Сансовино в 1556–1557 годах задумал переделать крышу библиотеки и нанял художников, чтобы те по его проекту расписали интерьер. Он обещал тому из них, чья работа будет признана лучшей, золотую цепь в подарок. Судьи, Сансовино и Тициан, признали лучшим молодого художника, который, как и Тициан, приехал в Венецию с материка, Паоло, прозванного Веронезе по месту рождения. Когда верхние комнаты Дворца дожей были перестроены и там провели ремонт, Веронезе был в расцвете мастерства, и некоторые его самые талантливые композиции находятся на потолке зала заседаний коллегии, где дож принимал иностранных послов.
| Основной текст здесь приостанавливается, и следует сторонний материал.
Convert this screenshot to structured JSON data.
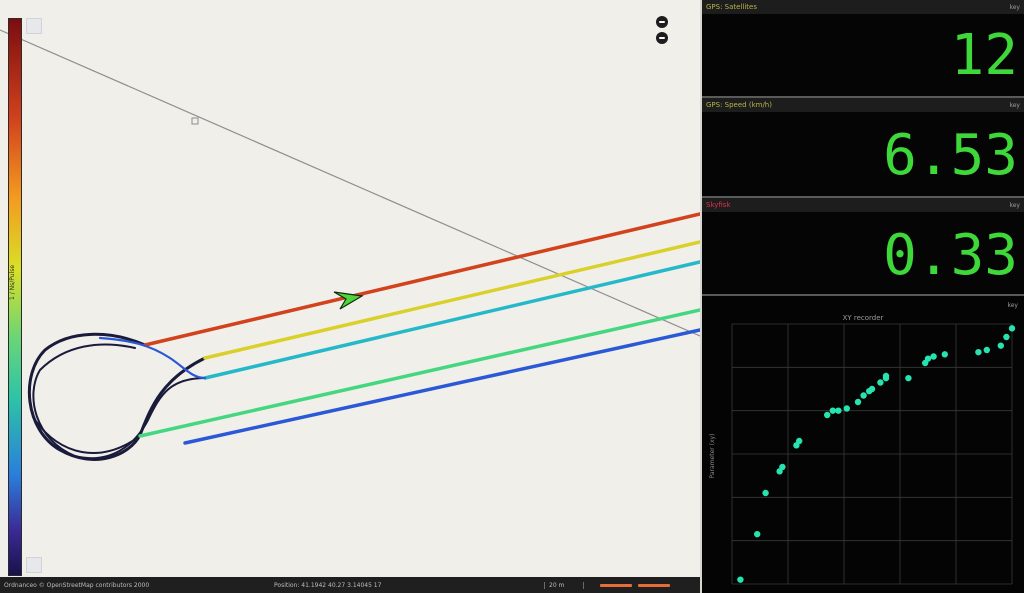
{
  "map": {
    "colorbar_label": "1 / Ns/Pulse",
    "path_arrow": "direction-arrow-icon",
    "status": {
      "attribution": "Ordnanceo © OpenStreetMap contributors 2000",
      "position": "Position: 41.1942 40.27 3.14045 17",
      "scale": "20 m"
    },
    "colors": {
      "track_dark": "#1a1a3a",
      "track_red": "#d1421d",
      "track_yellow": "#d9d02a",
      "track_cyan": "#25b8c8",
      "track_green": "#45d680",
      "track_blue": "#2b58d6",
      "grey_line": "#8e8e8e",
      "arrow": "#4fd43c"
    }
  },
  "panel": {
    "w1": {
      "title": "GPS: Satellites",
      "key": "key",
      "value": "12"
    },
    "w2": {
      "title": "GPS: Speed (km/h)",
      "key": "key",
      "value": "6.53"
    },
    "w3": {
      "title": "Skyfisk",
      "key": "key",
      "value": "0.33"
    },
    "w4": {
      "title": "XY recorder",
      "key": "key",
      "y_axis_label": "Parameter (xy)"
    }
  },
  "chart_data": {
    "type": "scatter",
    "title": "XY recorder",
    "xlabel": "",
    "ylabel": "Parameter (xy)",
    "points": [
      [
        0.03,
        0.02
      ],
      [
        0.09,
        0.23
      ],
      [
        0.12,
        0.42
      ],
      [
        0.17,
        0.52
      ],
      [
        0.18,
        0.54
      ],
      [
        0.23,
        0.64
      ],
      [
        0.24,
        0.66
      ],
      [
        0.34,
        0.78
      ],
      [
        0.36,
        0.8
      ],
      [
        0.38,
        0.8
      ],
      [
        0.41,
        0.81
      ],
      [
        0.45,
        0.84
      ],
      [
        0.47,
        0.87
      ],
      [
        0.49,
        0.89
      ],
      [
        0.5,
        0.9
      ],
      [
        0.53,
        0.93
      ],
      [
        0.55,
        0.95
      ],
      [
        0.55,
        0.96
      ],
      [
        0.63,
        0.95
      ],
      [
        0.69,
        1.02
      ],
      [
        0.7,
        1.04
      ],
      [
        0.72,
        1.05
      ],
      [
        0.76,
        1.06
      ],
      [
        0.88,
        1.07
      ],
      [
        0.91,
        1.08
      ],
      [
        0.96,
        1.1
      ],
      [
        0.98,
        1.14
      ],
      [
        1.0,
        1.18
      ]
    ],
    "xlim": [
      0,
      1.0
    ],
    "ylim": [
      0,
      1.2
    ],
    "grid": true,
    "point_color": "#26e3b0",
    "grid_color": "#3a3a3a"
  }
}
Однако Веронезе прославился прежде всего огромными фресками, созданными и расписанными так, чтобы занять всю стену просторной комнаты, как, например, «Пир в доме Левия», написанной для трапезной доминиканской церкви Санти-Джованни э Паоло (в настоящее время выставленной в Галерее Академии), и «Брак в Кане Галилейской», выполненной по заказу бенедиктинцев Сан-Джорджо Маджоре, для трапезной, которую спроектировал Палладио. В наши дни, благодаря Наполеону, картина находится в Лувре.
При восстановлении росписей Дворца дожей после пожаров самым главным художником был Якопо Робусти, прозванный Тинторетто («Маленький красильщик»), потому что был низкорослым сыном красильщика. Он почти не выезжал за пределы Венеции, рисовал почти исключительно для венецианцев и не имел связей в аристократических и литературных кругах, которые были характерны для величавого Тициана. Говорят, что какое-то время Тинторетто работал подмастерьем у Тициана, но его прогнали, как только Тициан заметил его стиль в рисовании. Линии Тинторетто определенно насыщены совершенно другим духом. Его первая картина, получившая большой успех, «Святой Марк освобождает раба», уже в 1548 году показала, что Тинторетто способен рисовать с большим драматизмом, чем Тициан, который тогда находился на вершине славы. Говорят, девизом, написанным на стене в мастерской Тинторетто, были слова «Рисунок Микеланджело и цвет Тициана». Будучи прилежным ремесленником, он старался заимствовать мастерство всех возможных источников и с радостью соглашался покупать макеты, наброски и предметы старины, в которых черпал вдохновение. Другие художники находили его устрашающим; он способен был испробовать все ради достижения разительных эффектов, и, как правило, успешно. Он выполнял заказы с небывалой скоростью и агрессивно сбивал цены на конкурсах, объявляемых скуолами или правительственными посредниками. Способы, какими он получал заказы, добавляли ему врагов. Один член Скуолы ди Сан Рокко, отвечая на призыв к сбору средств для завершения росписи зала заседаний, соглашался внести деньги с тем условием, чтобы работа не была поручена Тинторетто. Но сторонники Тинторетто проявляли такой же пыл, и в 1564 году он выиграл конкурс. Тинторетто обошел конкурентов хитростью, представив вместо наброска готовую картину, и затем выполнил заказ лучше, чем сумел бы любой другой художник; в зале скуолы много его шедевров. Тинторетто много писал для Дворца дожей до пожаров, он и его помощники участвовали и в ремонте здания, оставив много примеров многогранности его мастерства, от внушительных батальных сцен в зале Большого совета до изящных языческих фантазий в приемной коллегии. Однако Якопо Тинторетто прежде всего был художником крупных драматических сцен, он принадлежал к числу тех, кто писал чудеса с бесспорной убежденностью и поразительной силой.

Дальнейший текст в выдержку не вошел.